From: Ernie Malaga To: Richard Schoen
The reason for this hangup with QINTER is not related to subsystems, but to the job's message queue size. When a job starts, the system allocates space for its job message queue; its initial size is indicated by system value QJOBMSGQSZ, and the maximum size it can have is in QJOBMSGQTL.
Neither system value accepts *NOMAX, and this is good because a job like QINTER can run continuously for months if the system operator doesn't end it or IPL the system. *NOMAX would make the system use up every byte of DASD long before that.
Unfortunately, you cannot change QINTER's job to prevent stuff from being logged into its job message queue because it's a (sub?)system job. On regular jobs, you could CHGJOB LOG(0 99 *NOLIST), but I just tried it on QINTER and it wouldn't let me.
It looks like the only solution is to end QINTER periodically and start it again.
From: Pete Hall To: Richard Schoen
I ran into a similar situation with a job message queue. Someone had changed the job description to LOGCLPGM(*YES), and the queue filled up rather quickly.
There was a horrendous amount of performance degradation, and then a message was issued to QSYSOPR, indicating that the job message queue had been reorganized, and advising that the program might need to take some action if the message was issued frequently. I believe this was repeated twice more, and then the job had to be terminated because the message queue could not be extended.
Obviously, it is not a good idea to set LOGCLPGM(*YES), but maybe there is something else happening specifically when a message queue becomes full.
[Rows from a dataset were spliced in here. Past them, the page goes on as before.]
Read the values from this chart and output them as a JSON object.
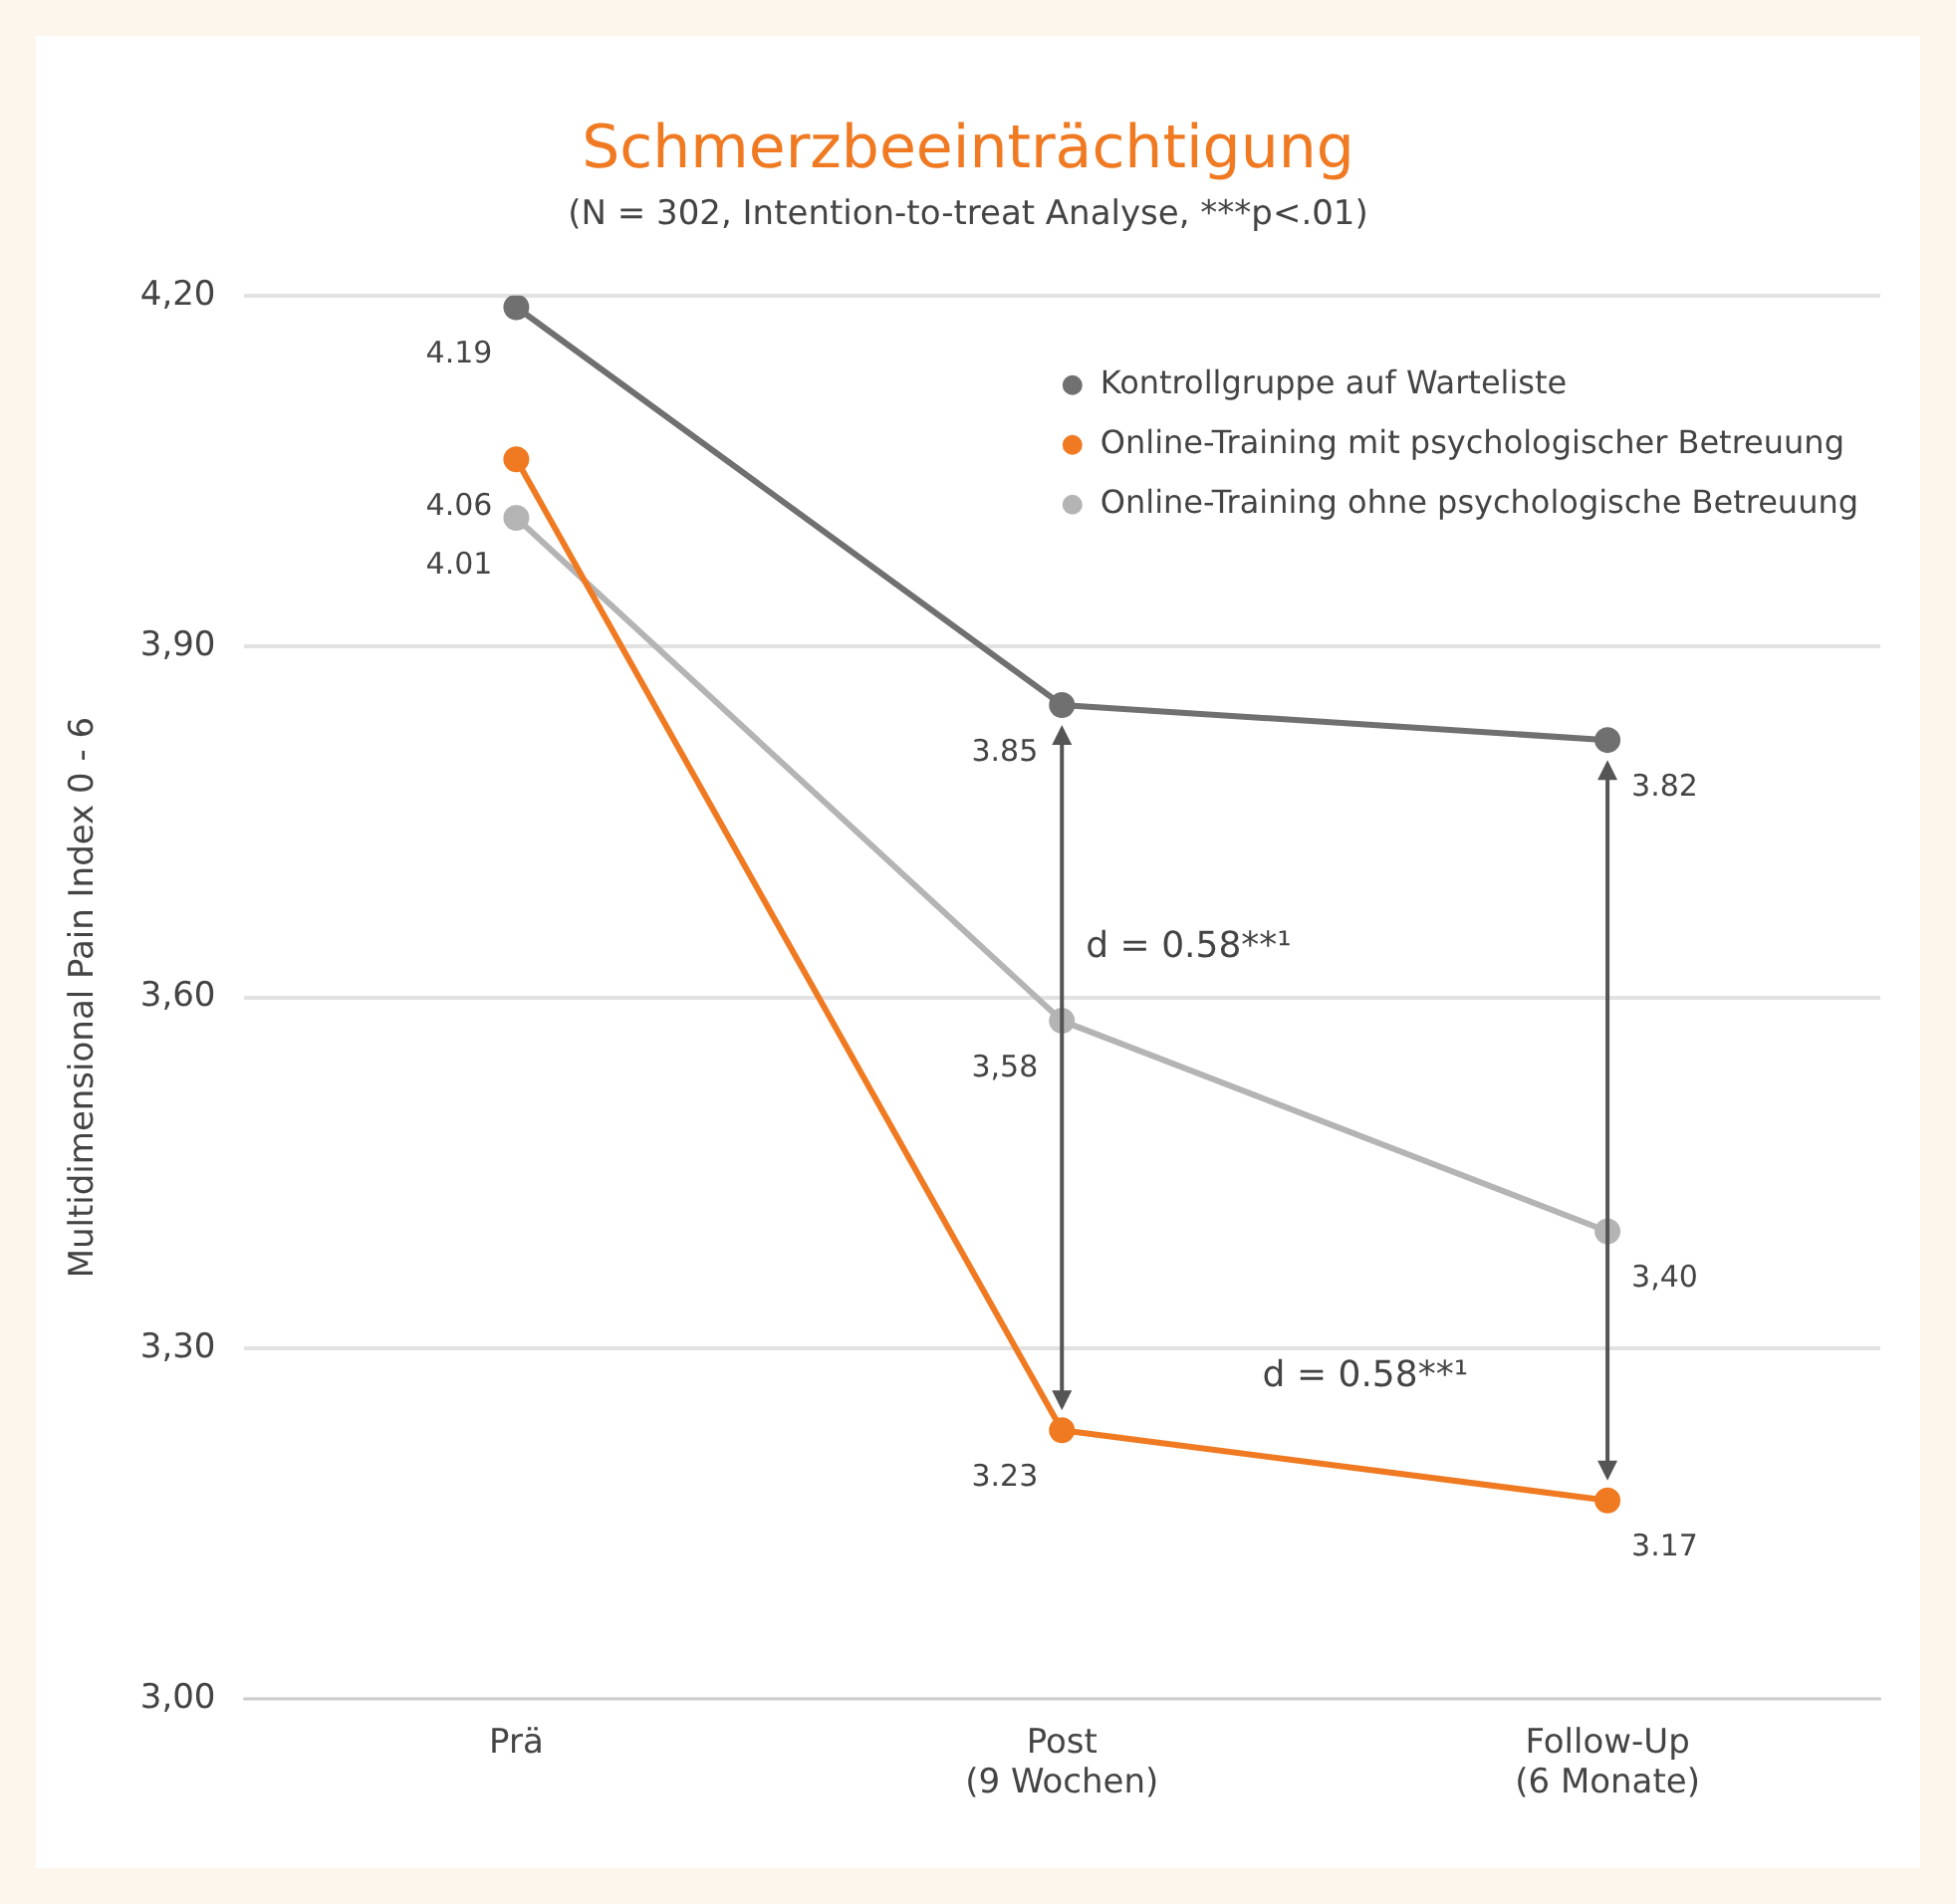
{
  "chart_data": {
    "type": "line",
    "title": "Schmerzbeeinträchtigung",
    "subtitle": "(N = 302, Intention-to-treat Analyse, ***p<.01)",
    "ylabel": "Multidimensional Pain Index 0 - 6",
    "categories": [
      "Prä",
      "Post\n(9 Wochen)",
      "Follow-Up\n(6 Monate)"
    ],
    "series": [
      {
        "name": "Kontrollgruppe auf Warteliste",
        "color": "#707070",
        "values": [
          4.19,
          3.85,
          3.82
        ],
        "value_labels": [
          "4.19",
          "3.85",
          "3.82"
        ]
      },
      {
        "name": "Online-Training mit psychologischer Betreuung",
        "color": "#f07a22",
        "values": [
          4.06,
          3.23,
          3.17
        ],
        "value_labels": [
          "4.06",
          "3.23",
          "3.17"
        ]
      },
      {
        "name": "Online-Training ohne psychologische Betreuung",
        "color": "#b4b4b4",
        "values": [
          4.01,
          3.58,
          3.4
        ],
        "value_labels": [
          "4.01",
          "3,58",
          "3,40"
        ]
      }
    ],
    "ylim": [
      3.0,
      4.2
    ],
    "yticks": [
      {
        "value": 3.0,
        "label": "3,00"
      },
      {
        "value": 3.3,
        "label": "3,30"
      },
      {
        "value": 3.6,
        "label": "3,60"
      },
      {
        "value": 3.9,
        "label": "3,90"
      },
      {
        "value": 4.2,
        "label": "4,20"
      }
    ],
    "annotations": [
      "d = 0.58**¹",
      "d = 0.58**¹"
    ],
    "grid": "y",
    "legend": "top right",
    "marker": "circle",
    "line_style": "solid"
  }
}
Maybe we could either get IBM to fix it, or figure out how to protect ourselves.
From: Richard Schoen To: All
I had a chance to check IBMLink today on the QINTER problem that I had described previously. It turns out that IBM's answer to this problem is as I thought. In order to clear the job message queue for a subsystem that is active, you have to end and restart the subsystem. Now that is quite a hole in such a sophisticated operating system as OS/400.
From: David Knittle To: Richard Schoen
In many cases, you can prolong the time between QINTER starts and stops, though you still must occasionally shut the subsystem down. What I have found is that many of the messages logged to the QINTER subsystem have to do with device errors, etc. We have used these messages to target problem areas, and after correction, found our QINTER subsystem job message queue to be relatively empty.